A situação é ainda mais dramática para a continuidade de uma esquerda que apregoa seus conceitos keynesianos como se fossem a última novidade e que amarra suas próprias mãos sem perceber. Novas possibilidades de ação só serão abertas com a perspectiva de superação do modo de produção e de vida capitalista, que ja não pode ter nada em comum com o merecidamente extinto »socialismo real«. Seu conteúdo pode ser apenas a produção, apropriação e distribuição da riqueza material-sensível e a reorganização das condições da vida social para além da produção de mercadorias, da valorização do capital e da administração estatal. Isso requer novas formas, procedimentos e instituições de discussão e de planejamento social, nas quais os indivíduos livremente associados possam decidir sobre o que lhes diz respeito, sem que seu horizonte de ação seja ditado pelas restrições reificadas e cada vez mais destrutivas da lógica da mercadoria e da “financiabilidade«. É claro que tais formas de associação livre de indivíduos em cooperação não podem surgir do dia para a noite, mas devem ser desenvolvidas e testadas em um processo de transformação social mais amplo.

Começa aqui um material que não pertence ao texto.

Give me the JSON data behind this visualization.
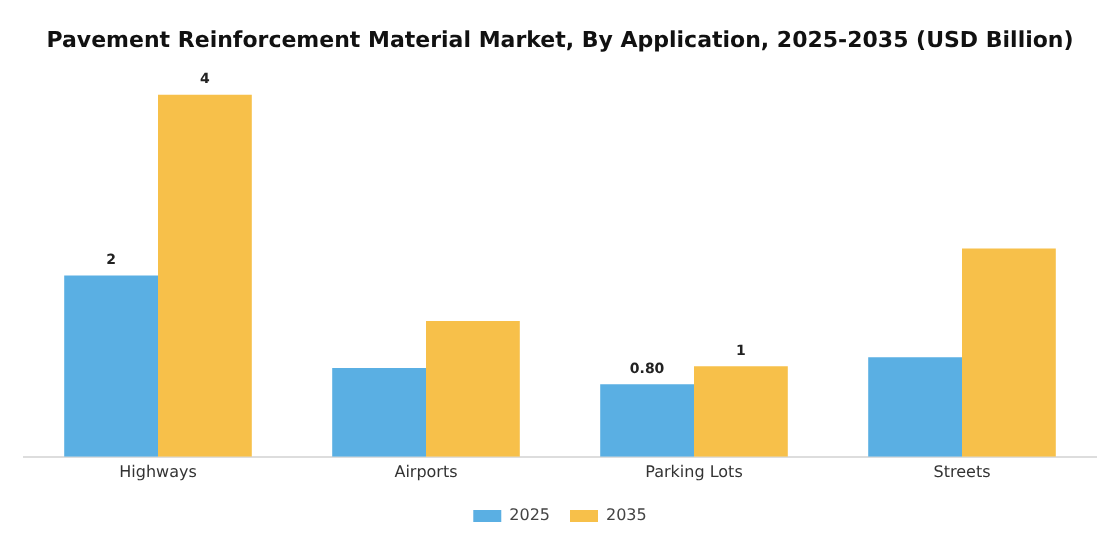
{
  "chart_data": {
    "type": "bar",
    "title": "Pavement Reinforcement Material Market, By Application, 2025-2035 (USD Billion)",
    "legend": "bottom",
    "grid": false,
    "categories": [
      "Highways",
      "Airports",
      "Parking Lots",
      "Streets"
    ],
    "series": [
      {
        "name": "2025",
        "color": "#5aafe3",
        "values": [
          2,
          0.98,
          0.8,
          1.1
        ],
        "value_labels": [
          "2",
          null,
          "0.80",
          null
        ]
      },
      {
        "name": "2035",
        "color": "#f7c04a",
        "values": [
          4,
          1.5,
          1,
          2.3
        ],
        "value_labels": [
          "4",
          null,
          "1",
          null
        ]
      }
    ]
  }
}
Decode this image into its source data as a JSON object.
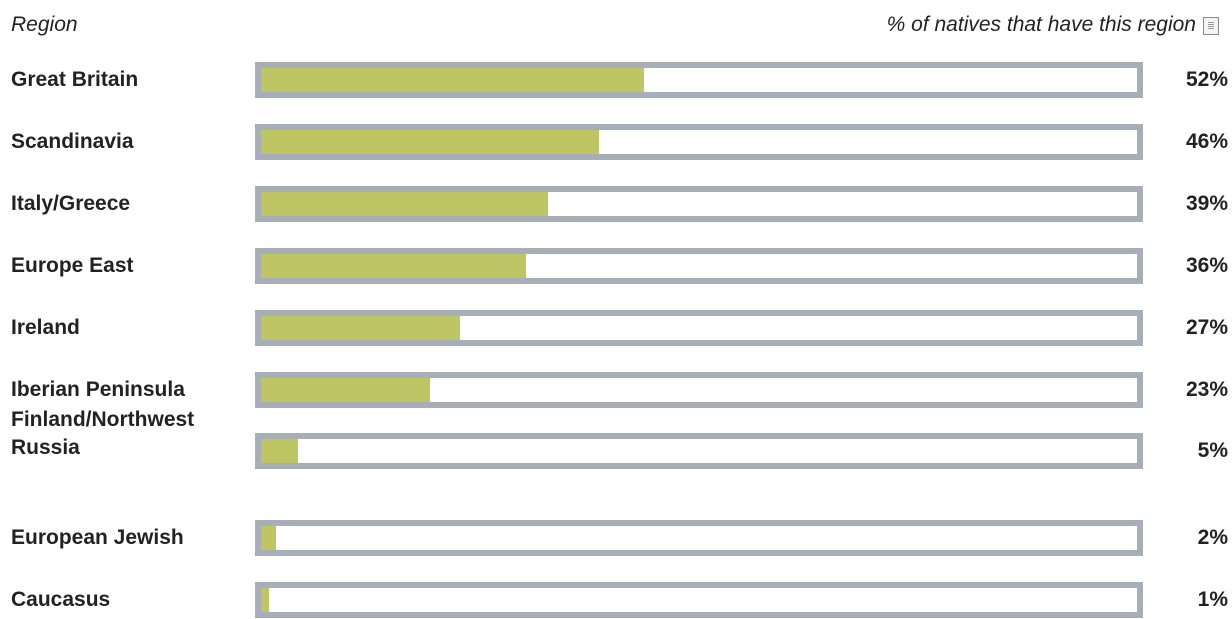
{
  "header": {
    "region_label": "Region",
    "percent_label": "% of natives that have this region",
    "info_icon": "info-icon"
  },
  "colors": {
    "bar_fill": "#bdc663",
    "bar_border": "#a7aeb8",
    "text": "#222222"
  },
  "chart_data": {
    "type": "bar",
    "orientation": "horizontal",
    "categories": [
      "Great Britain",
      "Scandinavia",
      "Italy/Greece",
      "Europe East",
      "Ireland",
      "Iberian Peninsula",
      "Finland/Northwest Russia",
      "European Jewish",
      "Caucasus"
    ],
    "values": [
      52,
      46,
      39,
      36,
      27,
      23,
      5,
      2,
      1
    ],
    "value_labels": [
      "52%",
      "46%",
      "39%",
      "36%",
      "27%",
      "23%",
      "5%",
      "2%",
      "1%"
    ],
    "xlim": [
      0,
      100
    ],
    "grid": false
  }
}
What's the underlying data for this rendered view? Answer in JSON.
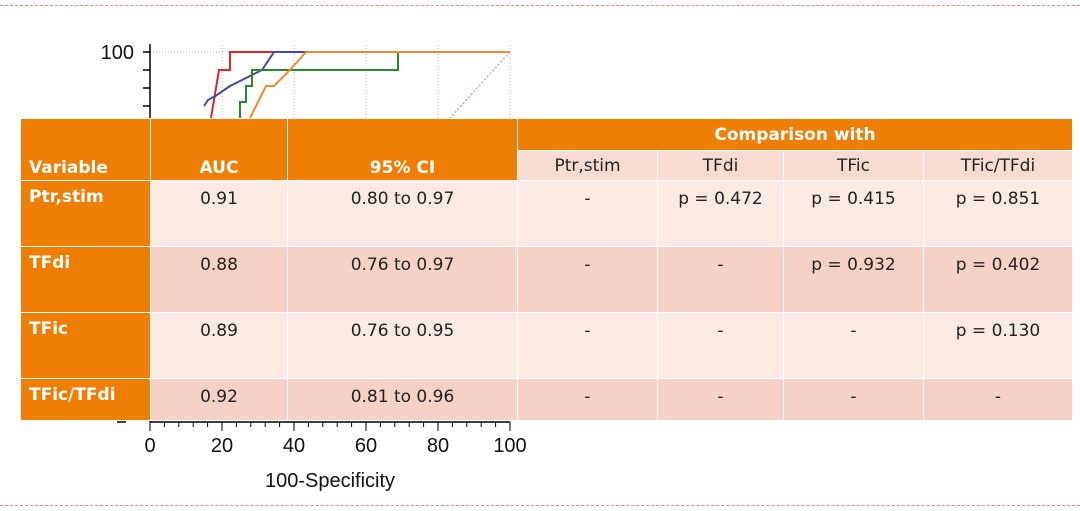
{
  "roc_chart": {
    "y_tick_labels": [
      "100"
    ],
    "x_tick_labels": [
      "0",
      "20",
      "40",
      "60",
      "80",
      "100"
    ],
    "xlabel": "100-Specificity",
    "colors": {
      "red": "#e0232a",
      "blue": "#44499a",
      "green": "#2a8a2a",
      "orange": "#f28a2e",
      "diagonal": "#e07878"
    }
  },
  "table": {
    "comparison_header": "Comparison with",
    "col_variable": "Variable",
    "col_auc": "AUC",
    "col_ci": "95% CI",
    "comparison_cols": [
      "Ptr,stim",
      "TFdi",
      "TFic",
      "TFic/TFdi"
    ],
    "rows": [
      {
        "variable": "Ptr,stim",
        "auc": "0.91",
        "ci": "0.80 to 0.97",
        "c1": "-",
        "c2": "p = 0.472",
        "c3": "p = 0.415",
        "c4": "p = 0.851"
      },
      {
        "variable": "TFdi",
        "auc": "0.88",
        "ci": "0.76 to 0.97",
        "c1": "-",
        "c2": "-",
        "c3": "p = 0.932",
        "c4": "p = 0.402"
      },
      {
        "variable": "TFic",
        "auc": "0.89",
        "ci": "0.76 to 0.95",
        "c1": "-",
        "c2": "-",
        "c3": "-",
        "c4": "p = 0.130"
      },
      {
        "variable": "TFic/TFdi",
        "auc": "0.92",
        "ci": "0.81 to 0.96",
        "c1": "-",
        "c2": "-",
        "c3": "-",
        "c4": "-"
      }
    ],
    "colors": {
      "orange": "#ef7e05",
      "light_row": "#fbe9e4",
      "dark_row": "#f6d2c6"
    }
  }
}
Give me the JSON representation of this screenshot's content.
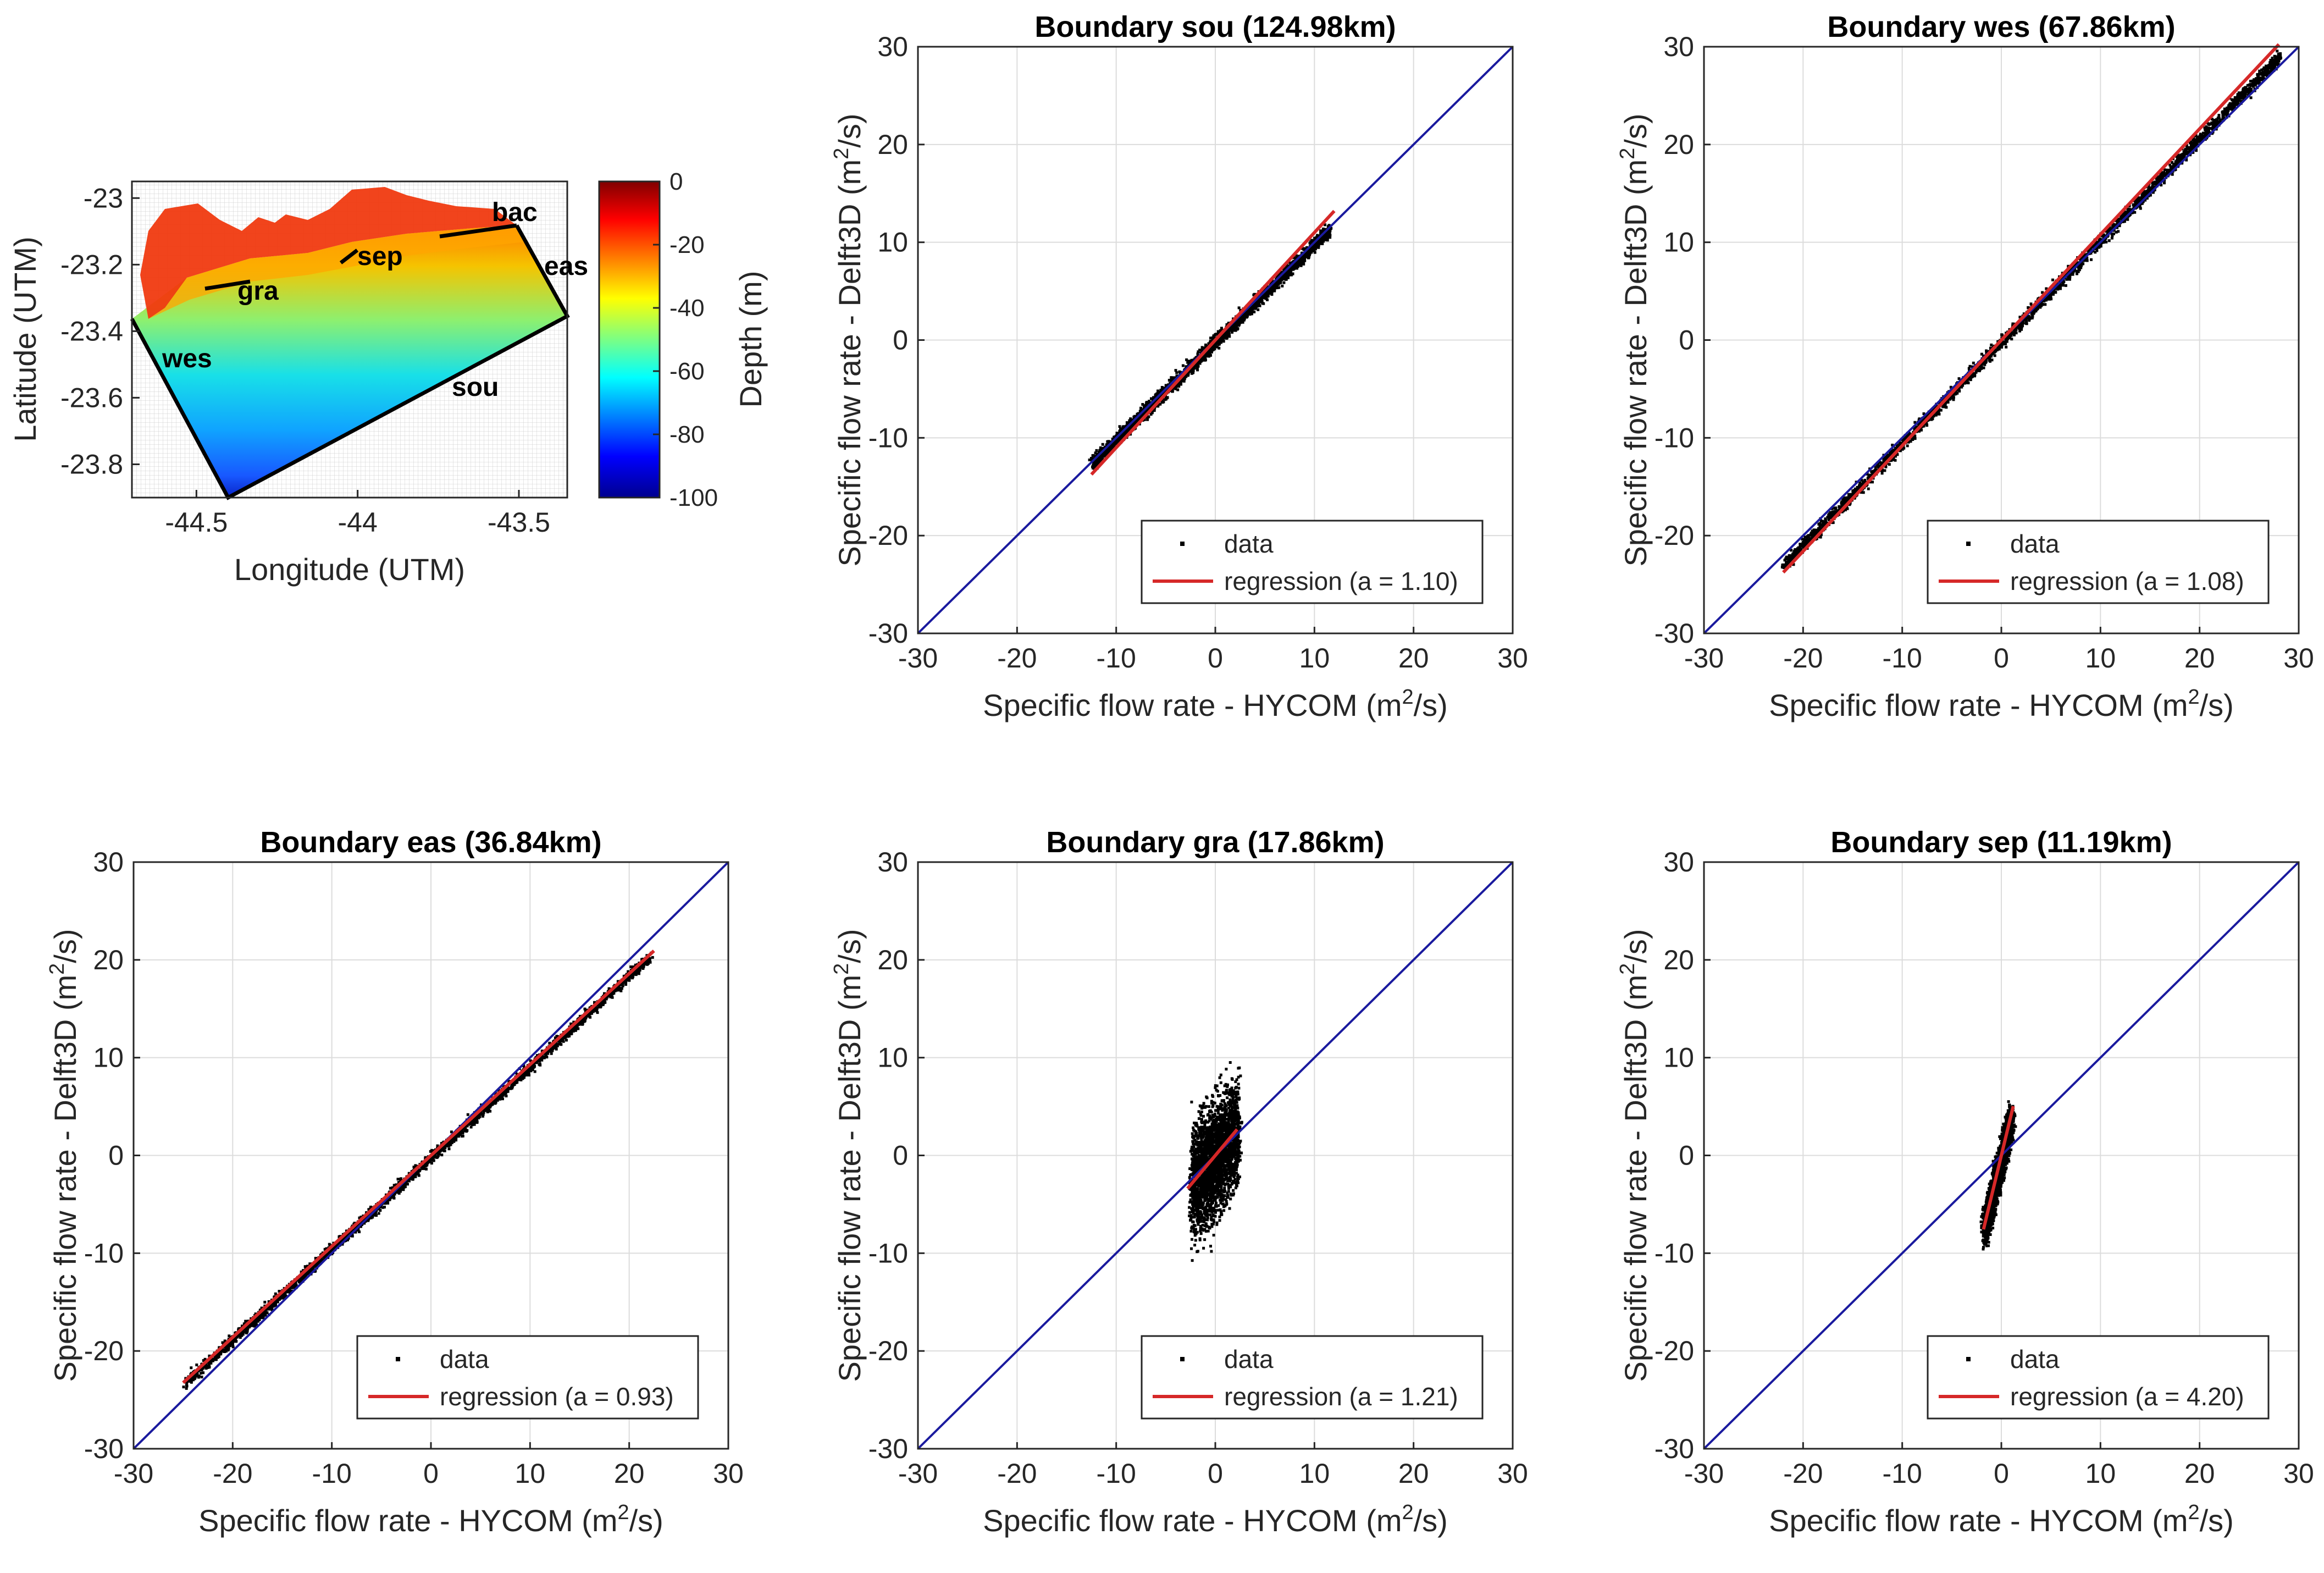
{
  "figure": {
    "map": {
      "xlabel": "Longitude (UTM)",
      "ylabel": "Latitude (UTM)",
      "xticks": [
        -44.5,
        -44,
        -43.5
      ],
      "xtick_labels": [
        "-44.5",
        "-44",
        "-43.5"
      ],
      "yticks": [
        -23,
        -23.2,
        -23.4,
        -23.6,
        -23.8
      ],
      "ytick_labels": [
        "-23",
        "-23.2",
        "-23.4",
        "-23.6",
        "-23.8"
      ],
      "xlim": [
        -44.7,
        -43.35
      ],
      "ylim": [
        -23.9,
        -22.95
      ],
      "boundary_labels": [
        "bac",
        "sep",
        "eas",
        "gra",
        "wes",
        "sou"
      ],
      "colorbar": {
        "label": "Depth (m)",
        "ticks": [
          0,
          -20,
          -40,
          -60,
          -80,
          -100
        ],
        "tick_labels": [
          "0",
          "-20",
          "-40",
          "-60",
          "-80",
          "-100"
        ],
        "range": [
          -100,
          0
        ]
      }
    },
    "legend": {
      "data_label": "data",
      "regression_prefix": "regression (a = ",
      "regression_suffix": ")"
    },
    "colors": {
      "data": "#000000",
      "regression": "#d62828",
      "identity": "#1a1a9e",
      "grid": "#dcdcdc"
    }
  },
  "chart_data": [
    {
      "type": "scatter",
      "title": "Boundary sou (124.98km)",
      "xlabel_prefix": "Specific flow rate - HYCOM (m",
      "xlabel_sup": "2",
      "xlabel_suffix": "/s)",
      "ylabel_prefix": "Specific flow rate - Delft3D (m",
      "ylabel_sup": "2",
      "ylabel_suffix": "/s)",
      "xlim": [
        -30,
        30
      ],
      "ylim": [
        -30,
        30
      ],
      "ticks": [
        -30,
        -20,
        -10,
        0,
        10,
        20,
        30
      ],
      "tick_labels": [
        "-30",
        "-20",
        "-10",
        "0",
        "10",
        "20",
        "30"
      ],
      "data_cloud": {
        "x_range": [
          -12.5,
          11.5
        ],
        "slope": 1.0,
        "spread": 0.9
      },
      "regression": {
        "a": "1.10",
        "slope": 1.1,
        "x_range": [
          -12.5,
          12
        ]
      },
      "identity_line": true,
      "grid": true,
      "legend": "bottom-right"
    },
    {
      "type": "scatter",
      "title": "Boundary wes (67.86km)",
      "xlabel_prefix": "Specific flow rate - HYCOM (m",
      "xlabel_sup": "2",
      "xlabel_suffix": "/s)",
      "ylabel_prefix": "Specific flow rate - Delft3D (m",
      "ylabel_sup": "2",
      "ylabel_suffix": "/s)",
      "xlim": [
        -30,
        30
      ],
      "ylim": [
        -30,
        30
      ],
      "ticks": [
        -30,
        -20,
        -10,
        0,
        10,
        20,
        30
      ],
      "tick_labels": [
        "-30",
        "-20",
        "-10",
        "0",
        "10",
        "20",
        "30"
      ],
      "data_cloud": {
        "x_range": [
          -22,
          28
        ],
        "slope": 1.04,
        "spread": 0.8
      },
      "regression": {
        "a": "1.08",
        "slope": 1.08,
        "x_range": [
          -22,
          28
        ]
      },
      "identity_line": true,
      "grid": true,
      "legend": "bottom-right"
    },
    {
      "type": "scatter",
      "title": "Boundary eas (36.84km)",
      "xlabel_prefix": "Specific flow rate - HYCOM (m",
      "xlabel_sup": "2",
      "xlabel_suffix": "/s)",
      "ylabel_prefix": "Specific flow rate - Delft3D (m",
      "ylabel_sup": "2",
      "ylabel_suffix": "/s)",
      "xlim": [
        -30,
        30
      ],
      "ylim": [
        -30,
        30
      ],
      "ticks": [
        -30,
        -20,
        -10,
        0,
        10,
        20,
        30
      ],
      "tick_labels": [
        "-30",
        "-20",
        "-10",
        "0",
        "10",
        "20",
        "30"
      ],
      "data_cloud": {
        "x_range": [
          -25,
          22
        ],
        "slope": 0.93,
        "spread": 0.7
      },
      "regression": {
        "a": "0.93",
        "slope": 0.93,
        "x_range": [
          -25,
          22.5
        ]
      },
      "identity_line": true,
      "grid": true,
      "legend": "bottom-right"
    },
    {
      "type": "scatter",
      "title": "Boundary gra (17.86km)",
      "xlabel_prefix": "Specific flow rate - HYCOM (m",
      "xlabel_sup": "2",
      "xlabel_suffix": "/s)",
      "ylabel_prefix": "Specific flow rate - Delft3D (m",
      "ylabel_sup": "2",
      "ylabel_suffix": "/s)",
      "xlim": [
        -30,
        30
      ],
      "ylim": [
        -30,
        30
      ],
      "ticks": [
        -30,
        -20,
        -10,
        0,
        10,
        20,
        30
      ],
      "tick_labels": [
        "-30",
        "-20",
        "-10",
        "0",
        "10",
        "20",
        "30"
      ],
      "data_cloud": {
        "x_range": [
          -2.5,
          2.2
        ],
        "slope": 1.21,
        "spread": 8.0
      },
      "regression": {
        "a": "1.21",
        "slope": 1.21,
        "x_range": [
          -2.8,
          2.2
        ]
      },
      "identity_line": true,
      "grid": true,
      "legend": "bottom-right"
    },
    {
      "type": "scatter",
      "title": "Boundary sep (11.19km)",
      "xlabel_prefix": "Specific flow rate - HYCOM (m",
      "xlabel_sup": "2",
      "xlabel_suffix": "/s)",
      "ylabel_prefix": "Specific flow rate - Delft3D (m",
      "ylabel_sup": "2",
      "ylabel_suffix": "/s)",
      "xlim": [
        -30,
        30
      ],
      "ylim": [
        -30,
        30
      ],
      "ticks": [
        -30,
        -20,
        -10,
        0,
        10,
        20,
        30
      ],
      "tick_labels": [
        "-30",
        "-20",
        "-10",
        "0",
        "10",
        "20",
        "30"
      ],
      "data_cloud": {
        "x_range": [
          -1.8,
          0.9
        ],
        "slope": 4.2,
        "spread": 2.5
      },
      "regression": {
        "a": "4.20",
        "slope": 4.2,
        "x_range": [
          -1.8,
          1.2
        ]
      },
      "identity_line": true,
      "grid": true,
      "legend": "bottom-right"
    }
  ]
}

A questão que se coloca é onde identificar os possíveis pontos de partida que teriam relação com esse processo.

No que diz respeito ao desenvolvimento das forças produtivas e do conhecimento social, há possibilidades de um modo de produção descentralizado, mas conectado em termos globais e tecnicamente eficiente, organizado de acordo com critérios da razão sensível-material e compatível com a preservação dos fundamentos da natureza. Alguns exemplos já existem, como o fornecimento descentralizado de energia a partir de fontes renováveis; sob as condições atuais,porém, tais potenciais não podem se desenvolver porque a lógica capitalista tende a centralizar e formar grandes unidades de valorização, de modo que os projetos poupadores de recursos e a produção ecológica são compensados pelo aumento da produção voltada para a acumulação de capital (efeito rebote). Algo semelhante também ocorre com as tecnologias modernas de informação e comunicação que, dada sua capacidade de poupar trabalho, impulsionam o processo fundamental de crise do capitalismo, tornando cada vez mais pessoas »supérfluas« e destruindo as estruturas da vida social. Se fossem utilizados no sentido da produção da riqueza material e da satisfação das necessidades concretas-sensíveis, por outro lado, ajudariam a realizar um velho sonho da humanidade: o de uma sociedade na qual todos têm o suficiente para levar uma boa vida e dispor do tempo.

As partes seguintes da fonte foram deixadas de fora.